We've recently updated this practice note. The changes include:
- highlighting the continued threat of fraudsters targeting the properties of both individuals and companies. We have issued this practice note to assist conveyancers in encouraging their clients to be more aware of how they may protect their property interests against fraud and safeguard their rights as legitimate property owners on the register (Dreamvar confirms that solicitors can be held liable for any losses caused by acting for a fraudulent party)
- clarifying that a written risk assessment should be carried out at the start of the transaction and be updated and amended as the details of the transaction become known
- reaffirming the importance of undertaking thorough anti-money laundering checks (signposting existing Law Society, HM Land Registry and Legal Sector Affinity Group guidance where appropriate)
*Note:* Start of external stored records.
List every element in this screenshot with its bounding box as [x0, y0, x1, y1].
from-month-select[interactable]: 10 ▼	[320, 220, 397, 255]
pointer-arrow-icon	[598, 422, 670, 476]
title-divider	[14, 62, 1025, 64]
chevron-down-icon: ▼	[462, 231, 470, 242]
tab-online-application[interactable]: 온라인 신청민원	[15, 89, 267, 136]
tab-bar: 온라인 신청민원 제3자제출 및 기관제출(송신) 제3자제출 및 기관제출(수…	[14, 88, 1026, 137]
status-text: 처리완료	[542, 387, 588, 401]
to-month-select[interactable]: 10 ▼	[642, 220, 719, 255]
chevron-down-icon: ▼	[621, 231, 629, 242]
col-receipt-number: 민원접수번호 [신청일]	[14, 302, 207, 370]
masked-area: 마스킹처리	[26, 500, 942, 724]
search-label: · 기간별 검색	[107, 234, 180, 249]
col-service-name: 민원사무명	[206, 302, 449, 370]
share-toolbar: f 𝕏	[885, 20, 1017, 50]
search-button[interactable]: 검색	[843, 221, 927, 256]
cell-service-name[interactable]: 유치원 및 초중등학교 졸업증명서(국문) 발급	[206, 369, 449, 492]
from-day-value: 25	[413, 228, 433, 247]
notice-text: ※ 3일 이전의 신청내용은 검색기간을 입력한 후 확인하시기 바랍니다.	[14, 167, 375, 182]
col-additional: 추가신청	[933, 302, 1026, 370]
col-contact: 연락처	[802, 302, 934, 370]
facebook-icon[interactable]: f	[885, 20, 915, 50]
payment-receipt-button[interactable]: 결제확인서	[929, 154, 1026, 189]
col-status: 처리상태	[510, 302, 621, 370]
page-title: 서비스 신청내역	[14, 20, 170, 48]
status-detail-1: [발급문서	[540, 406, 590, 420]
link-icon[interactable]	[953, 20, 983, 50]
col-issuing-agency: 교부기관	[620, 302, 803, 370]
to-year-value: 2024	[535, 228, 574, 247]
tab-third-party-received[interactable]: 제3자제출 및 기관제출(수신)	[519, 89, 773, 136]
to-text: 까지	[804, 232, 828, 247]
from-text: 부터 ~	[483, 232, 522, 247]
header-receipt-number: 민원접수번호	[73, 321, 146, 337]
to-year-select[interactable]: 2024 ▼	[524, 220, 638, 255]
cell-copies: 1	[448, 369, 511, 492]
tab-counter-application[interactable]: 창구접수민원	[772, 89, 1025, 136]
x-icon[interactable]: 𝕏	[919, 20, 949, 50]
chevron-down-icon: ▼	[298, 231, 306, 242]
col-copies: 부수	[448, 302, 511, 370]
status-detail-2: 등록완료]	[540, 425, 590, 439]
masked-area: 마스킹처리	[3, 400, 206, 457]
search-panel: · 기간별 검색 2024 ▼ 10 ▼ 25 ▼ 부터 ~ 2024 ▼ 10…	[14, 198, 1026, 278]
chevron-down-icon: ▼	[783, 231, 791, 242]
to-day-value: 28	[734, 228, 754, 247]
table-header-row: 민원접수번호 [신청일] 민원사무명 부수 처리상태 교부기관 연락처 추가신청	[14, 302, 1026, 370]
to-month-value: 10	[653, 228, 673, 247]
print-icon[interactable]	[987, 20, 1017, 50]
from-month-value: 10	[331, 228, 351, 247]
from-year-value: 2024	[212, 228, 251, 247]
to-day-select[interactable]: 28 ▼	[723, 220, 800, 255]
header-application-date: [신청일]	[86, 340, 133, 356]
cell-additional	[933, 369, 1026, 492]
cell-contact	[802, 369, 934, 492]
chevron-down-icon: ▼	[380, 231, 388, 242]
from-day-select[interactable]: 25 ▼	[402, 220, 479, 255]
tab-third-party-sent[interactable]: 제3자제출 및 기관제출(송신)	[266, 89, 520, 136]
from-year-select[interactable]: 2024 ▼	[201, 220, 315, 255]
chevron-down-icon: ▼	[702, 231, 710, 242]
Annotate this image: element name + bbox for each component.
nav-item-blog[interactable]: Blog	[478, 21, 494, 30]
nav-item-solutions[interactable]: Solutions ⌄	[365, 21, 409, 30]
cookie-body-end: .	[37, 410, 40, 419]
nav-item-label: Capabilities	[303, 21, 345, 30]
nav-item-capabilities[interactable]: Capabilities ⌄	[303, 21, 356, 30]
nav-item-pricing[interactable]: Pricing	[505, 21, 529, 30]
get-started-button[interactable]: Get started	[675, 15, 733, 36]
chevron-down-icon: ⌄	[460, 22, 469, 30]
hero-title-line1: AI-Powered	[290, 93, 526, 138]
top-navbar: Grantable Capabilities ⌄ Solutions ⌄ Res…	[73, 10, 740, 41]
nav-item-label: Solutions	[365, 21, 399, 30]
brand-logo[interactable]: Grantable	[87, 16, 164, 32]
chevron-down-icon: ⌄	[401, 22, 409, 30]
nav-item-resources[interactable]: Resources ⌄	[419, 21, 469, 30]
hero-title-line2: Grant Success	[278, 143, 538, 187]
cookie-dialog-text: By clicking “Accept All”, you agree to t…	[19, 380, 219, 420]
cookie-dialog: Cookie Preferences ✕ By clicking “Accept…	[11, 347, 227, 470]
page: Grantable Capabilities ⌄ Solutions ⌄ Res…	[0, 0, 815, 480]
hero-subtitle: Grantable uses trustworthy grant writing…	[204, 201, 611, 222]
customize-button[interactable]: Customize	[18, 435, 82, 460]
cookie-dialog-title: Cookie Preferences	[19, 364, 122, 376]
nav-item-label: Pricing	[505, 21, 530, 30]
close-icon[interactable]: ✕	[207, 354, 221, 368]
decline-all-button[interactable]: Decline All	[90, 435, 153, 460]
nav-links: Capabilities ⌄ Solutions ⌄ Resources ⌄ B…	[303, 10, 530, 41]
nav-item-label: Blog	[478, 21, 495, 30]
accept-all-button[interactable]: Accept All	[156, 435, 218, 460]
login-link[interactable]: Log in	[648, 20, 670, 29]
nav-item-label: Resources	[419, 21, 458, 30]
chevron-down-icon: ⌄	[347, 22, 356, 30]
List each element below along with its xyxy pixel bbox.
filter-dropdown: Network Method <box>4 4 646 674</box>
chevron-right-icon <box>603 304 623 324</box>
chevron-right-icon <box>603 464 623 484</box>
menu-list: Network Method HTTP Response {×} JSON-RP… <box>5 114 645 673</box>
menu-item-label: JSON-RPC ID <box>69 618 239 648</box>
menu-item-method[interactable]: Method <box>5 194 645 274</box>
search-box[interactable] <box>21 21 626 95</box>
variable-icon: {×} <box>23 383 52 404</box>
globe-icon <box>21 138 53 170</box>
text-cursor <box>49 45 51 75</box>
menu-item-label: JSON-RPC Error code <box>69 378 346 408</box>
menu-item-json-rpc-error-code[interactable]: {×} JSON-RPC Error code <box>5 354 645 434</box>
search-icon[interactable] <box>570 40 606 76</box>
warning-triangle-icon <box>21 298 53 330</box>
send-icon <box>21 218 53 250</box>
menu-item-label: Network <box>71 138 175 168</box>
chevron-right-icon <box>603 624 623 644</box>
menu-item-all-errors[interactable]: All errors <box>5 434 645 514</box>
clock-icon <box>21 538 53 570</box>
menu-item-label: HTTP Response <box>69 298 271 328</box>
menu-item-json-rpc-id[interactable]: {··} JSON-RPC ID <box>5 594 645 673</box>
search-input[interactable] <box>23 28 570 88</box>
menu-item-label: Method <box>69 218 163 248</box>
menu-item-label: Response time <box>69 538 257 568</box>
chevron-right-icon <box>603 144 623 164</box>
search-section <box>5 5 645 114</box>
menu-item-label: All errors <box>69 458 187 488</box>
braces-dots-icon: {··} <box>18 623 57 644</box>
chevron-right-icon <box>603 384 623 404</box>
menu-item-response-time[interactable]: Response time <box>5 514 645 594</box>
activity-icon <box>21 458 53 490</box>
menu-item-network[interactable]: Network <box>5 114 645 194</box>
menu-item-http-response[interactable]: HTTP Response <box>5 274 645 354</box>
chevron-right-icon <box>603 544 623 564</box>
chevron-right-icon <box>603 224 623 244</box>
- regulatory updates to reflect the new SRA Regulations that came into force in November 2019
Fraud and fraudsters targeting the properties of both individuals and companies continue to be a threat to conveyancing transactions.
This joint practice note will assist you when acting in property transactions.
It may also help you to encourage your clients to be more aware of how they may protect their property interests against fraud and safeguard their rights as legitimate property owners on the register. This is important because Dreamvar confirms that solicitors can be held liable for any losses caused by acting for a fraudulent party.
This advice is not exhaustive. Many aspects of mortgage fraud can also be adapted to commit title fraud. For further information, see our practice note on mortgage fraud.
Firms should also be aware of their anti-money laundering (AML) obligations as these may help protect the firm and clients against fraud.
For further information, see the Money Laundering, Terrorist Financing and Transfer of Funds (Information on the Payer) Regulations 2017 and Legal Sector Affinity Group guidance.